Lesen Sie auch: Jan Zimmermann im Interview

Wolfgang Trapp ist dann weitergezogen, Lothar Buchmann hat ihn zum SV Darmstadt 98 geholt, dort war er sogar Kapitän, später dann zum Karlsruher SC (1985 bis 1991). Mit dem KSC ist er aus der zweiten Liga aufgestiegen, er hat unter dem Trainer-Original Winfried Schäfer sogar mal ein Tor gegen die Eintracht erzielt, 1989 war das, trotzdem gewannen die Frankfurter 3:1. Und Wolfgang Trapp, der jetzt in der Pfalz lebt, hat mit den Offenbacher Kickers die Eintracht geschlagen, damals 1983 spielte der OFC tatsächlich in der Bundesliga, mit 2:1 bezwangen die Kickers den Rivalen am Bieberer Berg. Trotzdem sagt er heute: „Ich hätte mehr aus meiner Karriere machen können.“ Zu oft sei er den „Weg des geringsten Widerstands“ gegangen, er war ein feiner Techniker, hatte einen guten linken Fuß, das Talent für weitaus mehr Spiele in der Bundesliga habe er gehabt, findet er. 

Nach seiner Laufbahn hat Trapp nebenher als Trainer gearbeitet, meist bei unterklassigen Klubs bis zur Verbandsliga, seit knapp drei Jahren hat er das aber auch aufgegeben. Ein Spielausschussvorsitzender hat ihm in die Aufstellung reden wollen, das mag kein Trainer, also ist er zurückgetreten. Seitdem spielt der Fußball nicht mehr die große Rolle, „man kann auch ohne Fußball leben, und es geht gar so nicht schlecht“, sagt Trapp, der einige Zeit in der Eintracht-Traditionsmannschaft kickte und dem Trainerstab angehörte - trotz einer künstlichen Hüfte und seit kurzem eines künstlichen Kniegelenks. Spätfolgen des Profitums. 
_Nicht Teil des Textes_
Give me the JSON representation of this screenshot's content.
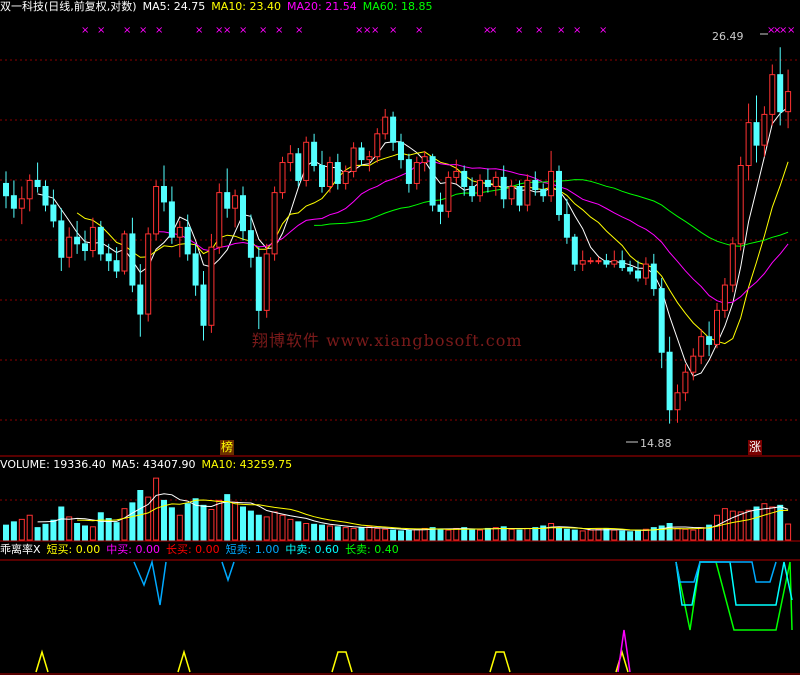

Auch wenn er nicht mehr so regelmäßig in den Stadien zu sehen ist, ist der Kontakt zur Eintracht nie abgerissen, mit Norbert Nachtweih, Ronny Borchers, Charly Körbel telefoniert er regelmäßig. „Es ist ja weiterhin mein Verein.“ Er verfolgt die Eintracht natürlich, er findet es nachgerade „sensationell gut“, wie sie momentan spielen. Er habe nicht gedacht, dass die Eintracht nach dem Gewinn des Pokalfinales noch mal eine Schippe würden draufpacken können. „Das ist alles kein Zufall, da wird sehr kontinuierlich gearbeitet.“ 

Eine Imagekampagne braucht sein früherer Klub derzeit nicht. Nicht mal vom BVB.